On Living Kerry Egan
If you’ve ever wondered what the work of a hospice chaplain looks like, read this book. In fact, I almost didn’t read this book because I feared it would feel too much like a day of work. While her stories resonated with me, I didn’t feel like I was working. I felt like I met someone who understands what I do and why I do it. I’m so glad I read this book.
In my time with hospice, I’ve heard stories from people in their 20s, and those who have passed the century mark and every age in between. I’ve met people who have never lived far from where they’ll die and people who arrived here shortly before their deaths. I’ve met people who have spent their whole lives worrying about money and people who have never worried about money. I’ve congratulated couples who have been married 40, 50, 60, even 70 years, and I’ve sat with people who saw the hospice team as their family because they had no one else. I tell you this because what is written in these pages is not unique. All hospice chaplains hear stories. As one of my favorite social workers says often, “We love to hear your stories.” And that is what I do, I listen to stories and help those entrusted to my care make meaning for themselves.
This wonderful book gives you an insiders view into life as a hospice chaplain. You’ll read about joy and heartbreak. You’ll see that it isn’t easy to be present as another’s life nears the end, and you’ll see that it is so worth it. I highly recommend this book to you!
It was difficult to pick only one quote to share with you because this book is filled with so many beautiful words. I’ll leave you with the words used to end the book.

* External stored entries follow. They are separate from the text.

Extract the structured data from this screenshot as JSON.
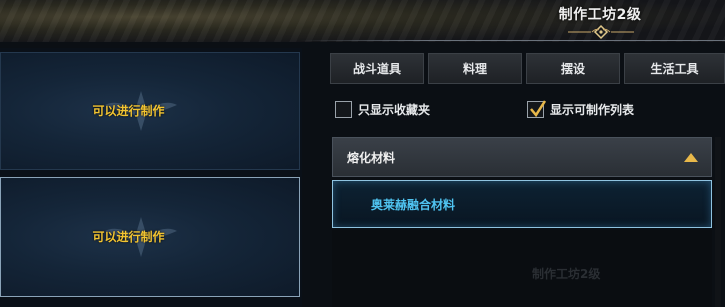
{
  "header": {
    "title": "制作工坊2级"
  },
  "slots": [
    {
      "label": "可以进行制作",
      "selected": false
    },
    {
      "label": "可以进行制作",
      "selected": true
    }
  ],
  "tabs": [
    {
      "label": "战斗道具"
    },
    {
      "label": "料理"
    },
    {
      "label": "摆设"
    },
    {
      "label": "生活工具"
    }
  ],
  "filters": {
    "favorites_only": {
      "label": "只显示收藏夹",
      "checked": false
    },
    "craftable_only": {
      "label": "显示可制作列表",
      "checked": true
    }
  },
  "category": {
    "label": "熔化材料",
    "icon": "chevron-up-icon",
    "expanded": true
  },
  "recipes": [
    {
      "label": "奥莱赫融合材料",
      "selected": true
    }
  ],
  "watermark": "制作工坊2级",
  "colors": {
    "accent_gold": "#f2c431",
    "selected_blue": "#4fc3f0",
    "chevron_gold": "#e8b84a"
  }
}
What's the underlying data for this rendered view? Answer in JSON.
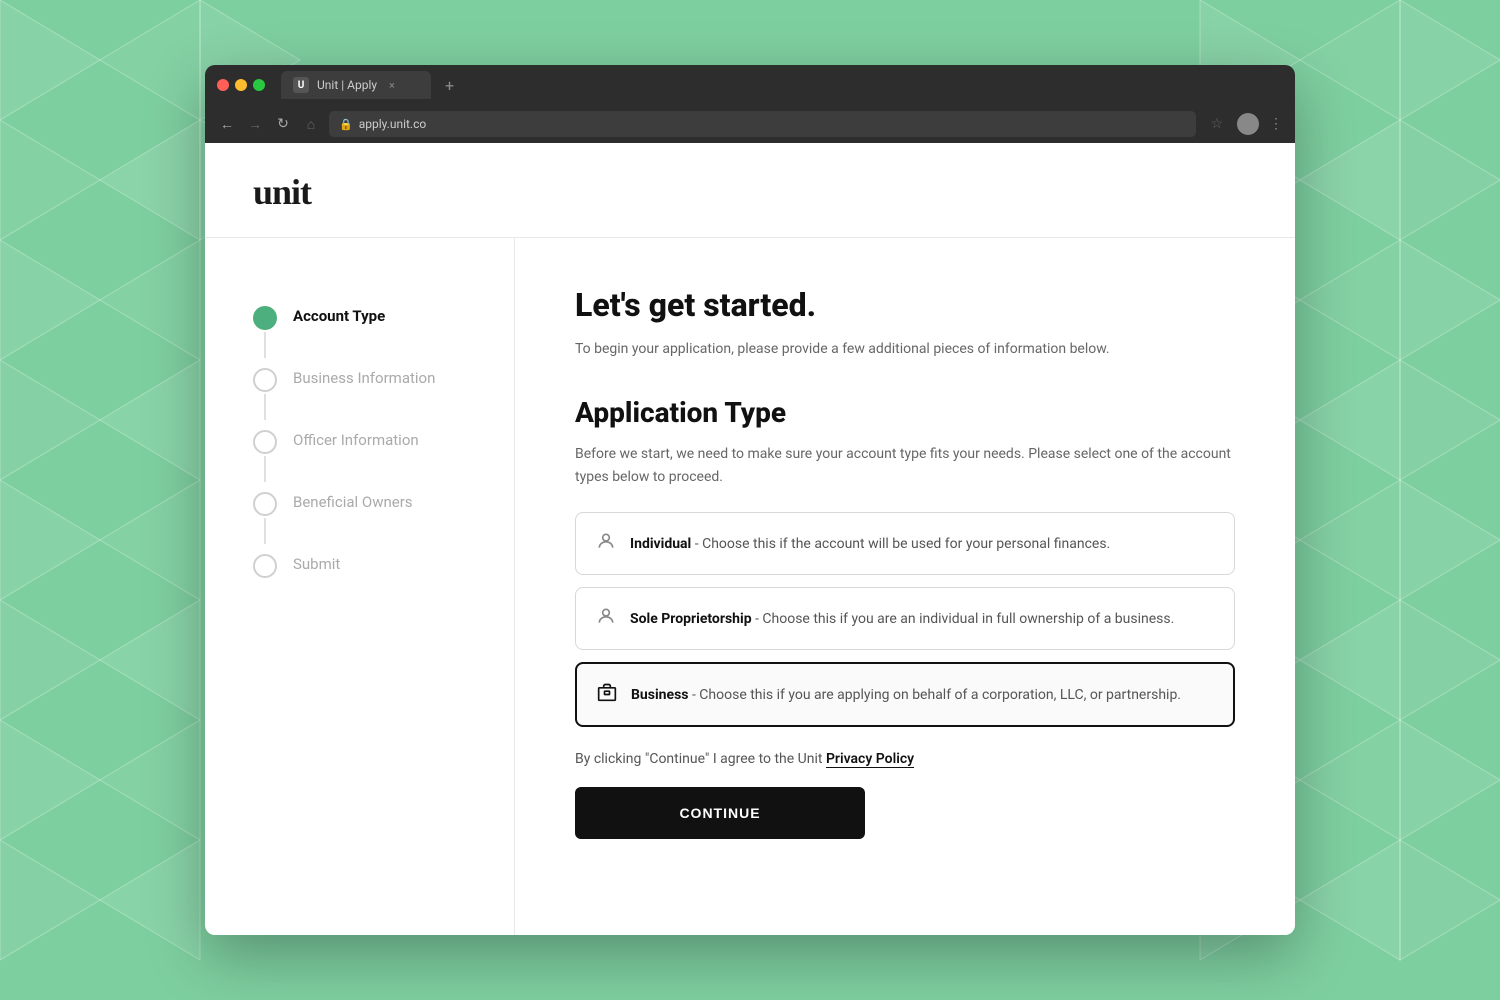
{
  "browser": {
    "tab_favicon": "U",
    "tab_title": "Unit | Apply",
    "tab_close": "×",
    "tab_add": "+",
    "nav_back": "←",
    "nav_forward": "→",
    "nav_refresh": "↻",
    "nav_home": "⌂",
    "lock_icon": "🔒",
    "address": "apply.unit.co",
    "star": "☆",
    "menu": "⋮"
  },
  "logo": "unit",
  "sidebar": {
    "steps": [
      {
        "id": "account-type",
        "label": "Account Type",
        "state": "active"
      },
      {
        "id": "business-info",
        "label": "Business Information",
        "state": "inactive"
      },
      {
        "id": "officer-info",
        "label": "Officer Information",
        "state": "inactive"
      },
      {
        "id": "beneficial-owners",
        "label": "Beneficial Owners",
        "state": "inactive"
      },
      {
        "id": "submit",
        "label": "Submit",
        "state": "inactive"
      }
    ]
  },
  "form": {
    "heading": "Let's get started.",
    "description": "To begin your application, please provide a few additional pieces of information below.",
    "application_type_heading": "Application Type",
    "application_type_desc": "Before we start, we need to make sure your account type fits your needs. Please select one of the account types below to proceed.",
    "options": [
      {
        "id": "individual",
        "label": "Individual",
        "separator": " - ",
        "description": "Choose this if the account will be used for your personal finances.",
        "selected": false,
        "icon": "person"
      },
      {
        "id": "sole-proprietorship",
        "label": "Sole Proprietorship",
        "separator": " - ",
        "description": "Choose this if you are an individual in full ownership of a business.",
        "selected": false,
        "icon": "person"
      },
      {
        "id": "business",
        "label": "Business",
        "separator": " - ",
        "description": "Choose this if you are applying on behalf of a corporation, LLC, or partnership.",
        "selected": true,
        "icon": "building"
      }
    ],
    "privacy_prefix": "By clicking \"Continue\" I agree to the Unit ",
    "privacy_link": "Privacy Policy",
    "continue_label": "CONTINUE"
  }
}
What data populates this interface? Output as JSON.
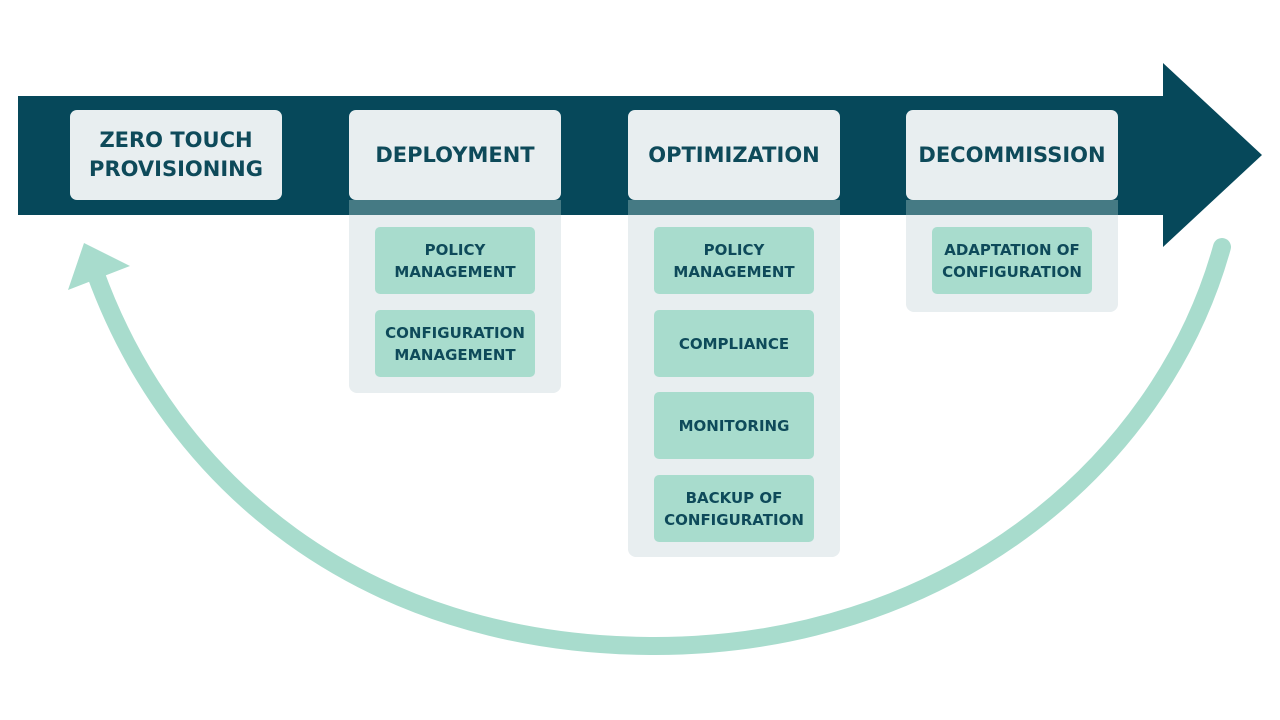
{
  "colors": {
    "arrow": "#06485a",
    "cycle_arrow": "#a8dccd",
    "header_box": "#e8eef0",
    "item_box": "#a8dccd",
    "text": "#0e4a5a"
  },
  "stages": [
    {
      "title": "ZERO TOUCH PROVISIONING",
      "items": []
    },
    {
      "title": "DEPLOYMENT",
      "items": [
        "POLICY MANAGEMENT",
        "CONFIGURATION MANAGEMENT"
      ]
    },
    {
      "title": "OPTIMIZATION",
      "items": [
        "POLICY MANAGEMENT",
        "COMPLIANCE",
        "MONITORING",
        "BACKUP OF CONFIGURATION"
      ]
    },
    {
      "title": "DECOMMISSION",
      "items": [
        "ADAPTATION OF CONFIGURATION"
      ]
    }
  ]
}
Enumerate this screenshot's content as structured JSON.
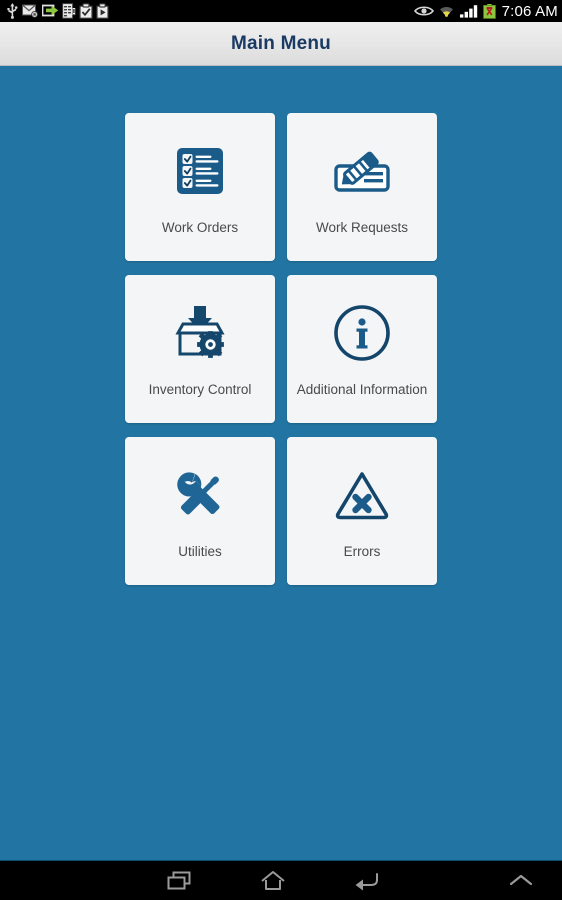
{
  "statusbar": {
    "left_icons": [
      {
        "name": "usb-icon",
        "label": "USB"
      },
      {
        "name": "email-icon",
        "label": "Email"
      },
      {
        "name": "export-arrow-icon",
        "label": "Data transfer"
      },
      {
        "name": "report-alert-icon",
        "label": "Report alert"
      },
      {
        "name": "checkbox-icon",
        "label": "Task complete"
      },
      {
        "name": "play-store-icon",
        "label": "Play Store"
      }
    ],
    "right_icons": [
      {
        "name": "eye-icon",
        "label": "Smart stay"
      },
      {
        "name": "wifi-icon",
        "label": "Wi-Fi"
      },
      {
        "name": "signal-bars-icon",
        "label": "Signal"
      },
      {
        "name": "battery-icon",
        "label": "Battery"
      }
    ],
    "clock": "7:06 AM"
  },
  "header": {
    "title": "Main Menu"
  },
  "menu": {
    "items": [
      {
        "label": "Work Orders",
        "icon": "checklist-icon"
      },
      {
        "label": "Work Requests",
        "icon": "pencil-form-icon"
      },
      {
        "label": "Inventory Control",
        "icon": "box-arrow-gear-icon"
      },
      {
        "label": "Additional Information",
        "icon": "info-circle-icon"
      },
      {
        "label": "Utilities",
        "icon": "wrench-screwdriver-icon"
      },
      {
        "label": "Errors",
        "icon": "warning-triangle-x-icon"
      }
    ]
  },
  "navbar": {
    "buttons": [
      {
        "name": "recents-button",
        "label": "Recents"
      },
      {
        "name": "home-button",
        "label": "Home"
      },
      {
        "name": "back-button",
        "label": "Back"
      },
      {
        "name": "expand-button",
        "label": "Expand"
      }
    ]
  },
  "colors": {
    "background_blue": "#2275a3",
    "icon_blue": "#1d5d8c",
    "icon_dark_blue": "#14456b",
    "tile_background": "#f4f5f6",
    "title_text": "#1b3a63",
    "label_text": "#4a4a4a"
  }
}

“If life were like a novel, and I could tie things up nicely with a bow, I would claim it was Gloria [the patient we meet on page 1] who gave me my parting advice. But it wasn’t. It was a little old Jewish lady who gave me a blessing every time we met. She’d fled Poland with her parents and brother in the 1930s arrived in the United States ten years later alone. A woman whose story I haven’t told here, and will instead keep bundled in my heart with hundreds of other stories. I’ll leave you with it, as she left it with me: “Promise yourself,” she said that last time we met, “promise that you’ll have a great life, no matter what happens'” (206).